あの日、祖父の影に導かれてここに来た。朽ちた祠の破片に埋まっていた小さな獣の亡骸は、あの後兄が丁寧に埋めて、今は一本の若木が植えられている。
夏に真っ白な花を咲かせるシャラの木。祖母も、そして祖父も大好きな花だと父から聞いた。植えてもいいかと兄が尋ねたが、祖母は祠の存在を全く覚えていなかった。
祖父が亡くなり、子供や孫が訪れなくなったこの大きな家に一人で暮らしていた祖母は、淋しさに押し潰されてしまったのだろう。あの獣はそんな心の隙間にとり憑いたのか、人を求める心に同調してしまったのか、今となってはわからない。
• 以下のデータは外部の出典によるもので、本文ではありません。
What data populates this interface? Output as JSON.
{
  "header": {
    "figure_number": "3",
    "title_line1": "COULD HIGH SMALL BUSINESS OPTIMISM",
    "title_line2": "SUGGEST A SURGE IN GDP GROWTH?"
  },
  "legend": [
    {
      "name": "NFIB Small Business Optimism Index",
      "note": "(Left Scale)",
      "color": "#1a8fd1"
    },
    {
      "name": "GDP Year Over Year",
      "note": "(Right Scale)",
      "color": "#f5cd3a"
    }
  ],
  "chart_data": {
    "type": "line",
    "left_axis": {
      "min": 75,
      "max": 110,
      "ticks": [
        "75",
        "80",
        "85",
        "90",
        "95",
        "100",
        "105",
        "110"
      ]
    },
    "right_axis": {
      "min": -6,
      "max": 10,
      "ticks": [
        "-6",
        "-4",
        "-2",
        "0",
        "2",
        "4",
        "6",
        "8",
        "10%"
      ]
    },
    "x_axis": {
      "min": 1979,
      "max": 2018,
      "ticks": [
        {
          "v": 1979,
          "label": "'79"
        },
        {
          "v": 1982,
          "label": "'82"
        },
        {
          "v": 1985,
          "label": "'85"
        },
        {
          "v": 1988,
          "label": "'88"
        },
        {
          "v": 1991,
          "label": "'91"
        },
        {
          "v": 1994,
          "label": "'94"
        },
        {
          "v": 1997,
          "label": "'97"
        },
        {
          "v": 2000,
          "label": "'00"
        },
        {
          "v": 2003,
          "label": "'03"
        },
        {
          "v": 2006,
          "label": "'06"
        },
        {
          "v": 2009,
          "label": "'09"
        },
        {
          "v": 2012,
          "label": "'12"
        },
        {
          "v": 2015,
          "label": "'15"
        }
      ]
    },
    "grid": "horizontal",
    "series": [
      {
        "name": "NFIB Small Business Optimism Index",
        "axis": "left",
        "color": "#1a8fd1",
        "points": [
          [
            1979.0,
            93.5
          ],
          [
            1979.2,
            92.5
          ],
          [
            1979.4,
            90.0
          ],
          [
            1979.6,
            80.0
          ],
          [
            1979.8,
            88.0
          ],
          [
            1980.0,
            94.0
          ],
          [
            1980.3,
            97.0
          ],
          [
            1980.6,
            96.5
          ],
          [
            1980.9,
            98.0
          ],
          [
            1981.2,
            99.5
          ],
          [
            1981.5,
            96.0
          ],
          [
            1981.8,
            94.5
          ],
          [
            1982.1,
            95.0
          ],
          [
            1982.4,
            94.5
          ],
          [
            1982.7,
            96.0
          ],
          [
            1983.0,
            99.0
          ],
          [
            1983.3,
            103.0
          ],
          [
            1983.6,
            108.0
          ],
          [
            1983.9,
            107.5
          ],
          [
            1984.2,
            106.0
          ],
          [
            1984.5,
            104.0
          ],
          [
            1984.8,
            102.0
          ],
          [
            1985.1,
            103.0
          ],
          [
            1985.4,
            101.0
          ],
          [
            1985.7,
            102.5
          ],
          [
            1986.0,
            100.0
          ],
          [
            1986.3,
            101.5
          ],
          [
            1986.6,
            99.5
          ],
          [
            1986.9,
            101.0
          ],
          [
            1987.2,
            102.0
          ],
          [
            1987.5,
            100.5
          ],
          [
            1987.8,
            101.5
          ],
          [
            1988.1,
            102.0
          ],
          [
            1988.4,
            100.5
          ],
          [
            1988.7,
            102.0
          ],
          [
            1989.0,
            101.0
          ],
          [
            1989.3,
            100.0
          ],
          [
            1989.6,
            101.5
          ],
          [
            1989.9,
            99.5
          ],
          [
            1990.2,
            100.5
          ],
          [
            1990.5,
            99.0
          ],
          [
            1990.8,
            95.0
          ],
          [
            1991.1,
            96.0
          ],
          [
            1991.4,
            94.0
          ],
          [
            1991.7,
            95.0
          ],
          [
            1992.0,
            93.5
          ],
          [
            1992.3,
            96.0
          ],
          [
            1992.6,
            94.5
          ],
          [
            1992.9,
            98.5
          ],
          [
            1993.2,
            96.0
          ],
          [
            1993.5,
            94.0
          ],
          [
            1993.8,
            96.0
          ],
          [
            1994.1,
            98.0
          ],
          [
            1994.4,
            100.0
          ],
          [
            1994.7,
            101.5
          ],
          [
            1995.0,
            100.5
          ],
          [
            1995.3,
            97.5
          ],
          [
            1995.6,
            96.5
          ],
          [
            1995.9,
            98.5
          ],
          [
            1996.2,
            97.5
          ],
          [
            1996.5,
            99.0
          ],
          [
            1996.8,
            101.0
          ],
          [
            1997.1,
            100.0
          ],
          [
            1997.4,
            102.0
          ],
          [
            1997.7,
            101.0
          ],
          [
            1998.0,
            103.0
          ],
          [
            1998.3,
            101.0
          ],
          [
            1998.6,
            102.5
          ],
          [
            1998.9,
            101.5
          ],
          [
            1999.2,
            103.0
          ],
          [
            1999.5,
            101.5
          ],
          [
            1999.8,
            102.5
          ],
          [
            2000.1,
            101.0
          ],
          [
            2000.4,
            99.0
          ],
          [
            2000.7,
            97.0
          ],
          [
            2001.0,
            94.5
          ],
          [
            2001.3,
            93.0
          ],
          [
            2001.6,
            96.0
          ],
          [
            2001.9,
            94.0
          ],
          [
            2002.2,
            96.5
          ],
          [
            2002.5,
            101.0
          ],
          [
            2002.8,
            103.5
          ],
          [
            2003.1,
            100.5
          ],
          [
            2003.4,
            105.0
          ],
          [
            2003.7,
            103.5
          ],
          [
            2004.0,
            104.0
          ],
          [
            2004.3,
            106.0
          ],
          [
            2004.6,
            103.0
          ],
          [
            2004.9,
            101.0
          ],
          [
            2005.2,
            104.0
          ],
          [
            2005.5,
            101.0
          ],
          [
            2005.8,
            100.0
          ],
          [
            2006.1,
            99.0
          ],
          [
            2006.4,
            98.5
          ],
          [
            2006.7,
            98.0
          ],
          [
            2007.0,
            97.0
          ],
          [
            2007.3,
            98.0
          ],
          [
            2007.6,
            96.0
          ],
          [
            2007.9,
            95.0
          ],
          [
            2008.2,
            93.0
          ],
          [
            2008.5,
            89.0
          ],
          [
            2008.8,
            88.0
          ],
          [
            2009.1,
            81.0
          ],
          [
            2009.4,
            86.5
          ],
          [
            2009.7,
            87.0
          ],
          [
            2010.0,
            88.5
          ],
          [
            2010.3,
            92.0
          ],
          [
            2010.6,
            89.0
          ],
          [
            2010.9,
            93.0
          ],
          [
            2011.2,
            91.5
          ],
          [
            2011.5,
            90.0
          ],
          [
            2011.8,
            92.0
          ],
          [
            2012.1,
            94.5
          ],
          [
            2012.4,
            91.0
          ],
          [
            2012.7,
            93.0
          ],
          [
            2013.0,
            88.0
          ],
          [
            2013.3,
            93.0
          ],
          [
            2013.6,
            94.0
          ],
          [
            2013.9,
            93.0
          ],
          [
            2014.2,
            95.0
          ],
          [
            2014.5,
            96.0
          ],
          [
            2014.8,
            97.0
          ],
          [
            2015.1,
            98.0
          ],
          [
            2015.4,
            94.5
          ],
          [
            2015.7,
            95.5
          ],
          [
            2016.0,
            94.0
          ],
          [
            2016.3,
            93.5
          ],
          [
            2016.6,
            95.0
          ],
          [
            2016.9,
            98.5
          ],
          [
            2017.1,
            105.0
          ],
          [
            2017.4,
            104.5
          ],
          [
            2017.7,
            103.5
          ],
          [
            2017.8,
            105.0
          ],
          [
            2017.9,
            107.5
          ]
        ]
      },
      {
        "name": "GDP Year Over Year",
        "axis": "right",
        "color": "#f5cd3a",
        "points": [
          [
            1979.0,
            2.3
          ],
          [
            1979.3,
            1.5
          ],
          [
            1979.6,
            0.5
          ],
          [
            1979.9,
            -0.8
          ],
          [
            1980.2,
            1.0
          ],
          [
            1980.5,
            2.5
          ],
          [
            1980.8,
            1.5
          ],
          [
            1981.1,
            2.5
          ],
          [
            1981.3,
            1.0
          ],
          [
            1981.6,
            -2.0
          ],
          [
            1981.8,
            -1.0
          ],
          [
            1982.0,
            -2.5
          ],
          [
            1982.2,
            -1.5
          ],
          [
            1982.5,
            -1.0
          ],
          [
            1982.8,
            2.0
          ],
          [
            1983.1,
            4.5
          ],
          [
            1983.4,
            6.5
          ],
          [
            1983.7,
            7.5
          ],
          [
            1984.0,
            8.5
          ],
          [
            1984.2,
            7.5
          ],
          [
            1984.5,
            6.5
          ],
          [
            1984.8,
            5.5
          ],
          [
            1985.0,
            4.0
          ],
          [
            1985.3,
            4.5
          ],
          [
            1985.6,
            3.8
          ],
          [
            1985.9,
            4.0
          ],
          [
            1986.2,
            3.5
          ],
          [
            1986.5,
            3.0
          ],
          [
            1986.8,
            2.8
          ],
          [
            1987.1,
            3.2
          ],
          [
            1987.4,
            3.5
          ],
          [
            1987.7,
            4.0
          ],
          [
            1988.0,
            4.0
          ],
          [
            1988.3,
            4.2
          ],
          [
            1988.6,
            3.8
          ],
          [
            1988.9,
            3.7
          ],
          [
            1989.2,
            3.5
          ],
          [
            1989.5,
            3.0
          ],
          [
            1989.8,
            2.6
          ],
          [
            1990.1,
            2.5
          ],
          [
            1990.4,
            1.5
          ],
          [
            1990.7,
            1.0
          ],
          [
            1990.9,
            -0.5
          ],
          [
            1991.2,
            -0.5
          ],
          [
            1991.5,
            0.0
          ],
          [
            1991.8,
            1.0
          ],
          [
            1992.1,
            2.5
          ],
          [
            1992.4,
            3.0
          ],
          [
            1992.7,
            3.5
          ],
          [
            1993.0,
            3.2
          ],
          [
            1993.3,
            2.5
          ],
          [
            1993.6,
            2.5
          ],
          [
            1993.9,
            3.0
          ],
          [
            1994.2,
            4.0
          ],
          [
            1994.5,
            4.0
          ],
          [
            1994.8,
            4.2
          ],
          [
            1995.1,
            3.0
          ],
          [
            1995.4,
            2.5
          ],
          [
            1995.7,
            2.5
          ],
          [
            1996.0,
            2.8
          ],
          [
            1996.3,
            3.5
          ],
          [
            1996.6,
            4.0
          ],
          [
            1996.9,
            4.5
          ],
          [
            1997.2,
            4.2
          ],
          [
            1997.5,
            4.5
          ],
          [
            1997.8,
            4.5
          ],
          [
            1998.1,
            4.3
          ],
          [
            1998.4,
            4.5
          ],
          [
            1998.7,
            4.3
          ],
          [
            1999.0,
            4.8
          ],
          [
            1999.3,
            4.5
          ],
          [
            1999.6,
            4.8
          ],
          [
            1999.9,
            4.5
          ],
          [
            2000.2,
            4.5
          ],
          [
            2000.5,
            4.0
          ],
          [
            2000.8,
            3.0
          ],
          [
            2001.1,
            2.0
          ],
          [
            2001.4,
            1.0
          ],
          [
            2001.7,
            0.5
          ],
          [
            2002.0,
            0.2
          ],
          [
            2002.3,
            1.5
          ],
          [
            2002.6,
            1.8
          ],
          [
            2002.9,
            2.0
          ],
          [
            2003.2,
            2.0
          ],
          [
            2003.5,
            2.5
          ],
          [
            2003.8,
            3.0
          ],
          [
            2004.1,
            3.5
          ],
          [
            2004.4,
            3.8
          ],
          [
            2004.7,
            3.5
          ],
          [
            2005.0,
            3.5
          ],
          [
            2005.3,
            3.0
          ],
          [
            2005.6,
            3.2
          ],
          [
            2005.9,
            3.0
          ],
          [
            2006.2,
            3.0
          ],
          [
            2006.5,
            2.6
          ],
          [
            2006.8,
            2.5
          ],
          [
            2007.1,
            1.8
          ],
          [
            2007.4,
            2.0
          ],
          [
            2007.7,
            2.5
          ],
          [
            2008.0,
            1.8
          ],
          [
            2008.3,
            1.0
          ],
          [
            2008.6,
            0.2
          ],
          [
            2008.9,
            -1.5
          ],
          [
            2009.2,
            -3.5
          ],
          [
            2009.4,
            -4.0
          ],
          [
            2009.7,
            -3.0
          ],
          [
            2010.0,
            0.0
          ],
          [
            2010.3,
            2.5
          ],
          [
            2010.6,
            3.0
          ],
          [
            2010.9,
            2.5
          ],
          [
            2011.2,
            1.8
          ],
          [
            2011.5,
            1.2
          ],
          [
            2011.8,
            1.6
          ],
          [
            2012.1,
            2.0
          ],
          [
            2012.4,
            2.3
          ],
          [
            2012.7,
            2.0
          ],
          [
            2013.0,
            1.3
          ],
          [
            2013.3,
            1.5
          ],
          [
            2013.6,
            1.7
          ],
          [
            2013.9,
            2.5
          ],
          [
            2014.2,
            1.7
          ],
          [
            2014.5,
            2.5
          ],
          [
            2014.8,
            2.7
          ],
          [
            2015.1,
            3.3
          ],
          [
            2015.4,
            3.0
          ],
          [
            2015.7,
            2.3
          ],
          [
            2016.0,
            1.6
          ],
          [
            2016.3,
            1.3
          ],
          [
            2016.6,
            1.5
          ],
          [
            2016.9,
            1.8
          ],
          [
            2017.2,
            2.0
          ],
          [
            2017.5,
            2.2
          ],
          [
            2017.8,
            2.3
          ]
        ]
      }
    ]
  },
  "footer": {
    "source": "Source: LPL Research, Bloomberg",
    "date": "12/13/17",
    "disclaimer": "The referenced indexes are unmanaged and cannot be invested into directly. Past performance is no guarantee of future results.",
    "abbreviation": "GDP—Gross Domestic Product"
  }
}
そう遠くない夏の日、ここで兄と両親と、退院して元気になった祖母と、風に揺れる白い花を眺めよう。兄の話に両親は笑い、祖母はきっとまた難しい顔をしているに違いない。
そして、その時此処には、あの浴衣姿で裸足にゴム草履を履いた、煙草の匂いのする祖父もいる。もう姿を見る事は無いだろうけど。
風が若芽を撫でていく心地好い音を聴いた。ゆっくり戻る飛び石をゴム草履で踏む音も。
開け放した窓を閉めると、玄関を出て鍵をかける。手のひらに乗せた小さな鍵を見つめた。もう二度と手を離さない。今の小さな幸せが、またバランスを崩しそうになっても、私は二度と逃げたりしない。
手をきつく握りしめて、顔を上げたその時、風の中にうっすらと煙草の匂いがした気がした。もう大丈夫。次は私が守るよ。薄い煙が上がって消えた、青い、青い空を見上げて誓った。